In un mondo fortemente interconnesso come quello in cui viviamo, la crisi da COVID-19 ha messo in evidenza come l’integrazione globale e la dipendenza eccessiva dalle catene del valore hanno reso i Paesi più vulnerabili agli shock di forniture. La pandemia ha sconvolto le complesse catene con cui materie prime, semilavorati e prodotti finiti fanno il giro del mondo imponendo alle imprese un ripensamento della propria supply chain e delle proprie decisioni di localizzazione. Oggi esse si stanno accorciando, ricompattando e riconfigurando ma in realtà è da circa un decennio che la diffusione delle catene globali del valore (CGV) ha iniziato a rallentare, essendosi ridotti gli spazi sia per un ulteriore calo delle barriere tariffarie sia per un ulteriore incremento della frammentazione della produzione. Lo shock pandemico ha semplicemente accelerato i processi che erano già in atto negli ultimi anni, come appunto il rimpatrio di attività produttive prima localizzate all’estero (reshoring). Negli anni più recenti le tensioni geopolitiche hanno ulteriormente contribuito a frenare i processi di integrazione internazionale, per effetto della maggiore incertezza sulle politiche commerciali.

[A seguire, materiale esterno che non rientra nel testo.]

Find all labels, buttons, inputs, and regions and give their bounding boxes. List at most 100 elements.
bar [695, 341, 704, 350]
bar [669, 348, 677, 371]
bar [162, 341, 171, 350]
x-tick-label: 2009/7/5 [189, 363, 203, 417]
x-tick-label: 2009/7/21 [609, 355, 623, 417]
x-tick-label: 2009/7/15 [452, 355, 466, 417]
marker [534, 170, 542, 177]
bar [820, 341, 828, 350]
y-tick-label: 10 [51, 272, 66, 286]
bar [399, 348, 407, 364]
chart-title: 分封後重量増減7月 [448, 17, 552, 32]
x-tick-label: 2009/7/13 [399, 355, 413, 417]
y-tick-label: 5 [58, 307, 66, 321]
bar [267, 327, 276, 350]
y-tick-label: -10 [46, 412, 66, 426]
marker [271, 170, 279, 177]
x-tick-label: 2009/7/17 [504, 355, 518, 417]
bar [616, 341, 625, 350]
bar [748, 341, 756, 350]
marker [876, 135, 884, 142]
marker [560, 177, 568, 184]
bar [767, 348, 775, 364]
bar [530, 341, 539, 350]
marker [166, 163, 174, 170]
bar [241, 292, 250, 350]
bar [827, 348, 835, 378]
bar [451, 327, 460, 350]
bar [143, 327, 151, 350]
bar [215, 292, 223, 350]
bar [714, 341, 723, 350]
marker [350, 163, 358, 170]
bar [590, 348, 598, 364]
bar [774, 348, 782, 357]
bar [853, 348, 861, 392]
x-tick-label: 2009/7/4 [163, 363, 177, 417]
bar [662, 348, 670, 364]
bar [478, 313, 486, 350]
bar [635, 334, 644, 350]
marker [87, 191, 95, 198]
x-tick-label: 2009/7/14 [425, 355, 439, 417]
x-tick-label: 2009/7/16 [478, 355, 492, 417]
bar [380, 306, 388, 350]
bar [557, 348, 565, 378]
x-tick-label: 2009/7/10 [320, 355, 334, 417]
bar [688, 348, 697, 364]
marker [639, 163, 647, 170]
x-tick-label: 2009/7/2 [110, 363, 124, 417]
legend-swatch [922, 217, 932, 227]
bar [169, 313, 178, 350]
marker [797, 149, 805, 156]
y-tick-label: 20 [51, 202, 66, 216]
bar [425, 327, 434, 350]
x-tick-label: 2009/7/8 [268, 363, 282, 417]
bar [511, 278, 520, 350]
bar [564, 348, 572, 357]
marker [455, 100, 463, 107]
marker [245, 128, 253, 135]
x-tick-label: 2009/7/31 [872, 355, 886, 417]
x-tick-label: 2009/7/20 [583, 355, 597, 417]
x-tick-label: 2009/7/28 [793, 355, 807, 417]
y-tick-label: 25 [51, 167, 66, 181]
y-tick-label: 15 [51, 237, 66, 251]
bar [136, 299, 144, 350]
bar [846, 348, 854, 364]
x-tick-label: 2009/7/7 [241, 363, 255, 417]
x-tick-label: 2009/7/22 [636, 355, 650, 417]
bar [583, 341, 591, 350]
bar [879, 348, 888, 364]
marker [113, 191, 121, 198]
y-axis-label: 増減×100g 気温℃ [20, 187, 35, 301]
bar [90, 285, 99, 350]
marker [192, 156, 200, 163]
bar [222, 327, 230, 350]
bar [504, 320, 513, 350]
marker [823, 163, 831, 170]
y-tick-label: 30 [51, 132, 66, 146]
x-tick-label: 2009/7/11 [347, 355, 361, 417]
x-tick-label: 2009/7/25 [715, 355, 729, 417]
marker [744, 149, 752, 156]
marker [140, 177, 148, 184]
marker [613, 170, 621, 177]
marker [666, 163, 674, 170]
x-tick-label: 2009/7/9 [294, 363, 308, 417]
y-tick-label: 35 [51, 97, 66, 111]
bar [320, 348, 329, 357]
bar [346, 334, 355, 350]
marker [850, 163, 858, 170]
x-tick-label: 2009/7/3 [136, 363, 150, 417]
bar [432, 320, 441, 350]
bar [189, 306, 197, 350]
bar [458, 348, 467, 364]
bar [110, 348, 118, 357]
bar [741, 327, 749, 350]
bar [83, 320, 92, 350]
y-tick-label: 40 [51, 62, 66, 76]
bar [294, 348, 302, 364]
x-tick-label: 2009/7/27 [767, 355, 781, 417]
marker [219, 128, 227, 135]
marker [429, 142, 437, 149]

Nell’ultima decade sono andate consolidandosi tre grandi aree produttive manifatturiere: quella dell’Asia-Pacifico, l’area NordAmericana e l’Unione Europea. Per ciascuna area, il peso delle importazioni di beni intermedi da paesi emergenti extra-area è tuttora preponderante, evidenziando come l’integrazione delle CGV rimanga comunque un fenomeno caratterizzante dell’attuale modello di globalizzazione. Tuttavia, negli ultimi anni, le importazioni di beni intermedi da paesi emergenti interni alle tre aree commerciali hanno conosciuto una dinamica maggiormente espansiva di quelli extra-area, testimoniando l’avvio di un processo di regionalizzazione delle CGV. La convenienza di un processo di produzione fortemente frammentato su scala internazionale risulta ridimensionata, a favore di un approccio local-to-local, che possa garantire una maggiore solidità e prossimità dei punti di approvvigionamento, produzione e consumo. Inoltre, il COVID-19 ha messo in luce i punti deboli della partecipazione alle CGV. Infatti, il personale coinvolto nella distribuzione fisica è potenzialmente esposto al virus o non autorizzato a varcare i confini nazionali, impedendo un funzionamento efficace delle catene. Il distanziamento sociale e i controlli sanitari potrebbero creare ritardi alle frontiere con conseguente maggiorazione dei costi di transazione.

Per queste ragioni, le catene della fornitura debbono essere più corte, più controllabili, più omogenee e meno esposte ai rischi: non importa che i rischi siano concentrati sulla logistica (nel caso di una pandemia come il Coronavirus) o sul vantaggio di prezzo (nel caso dell’incognita di guerre tariffarie).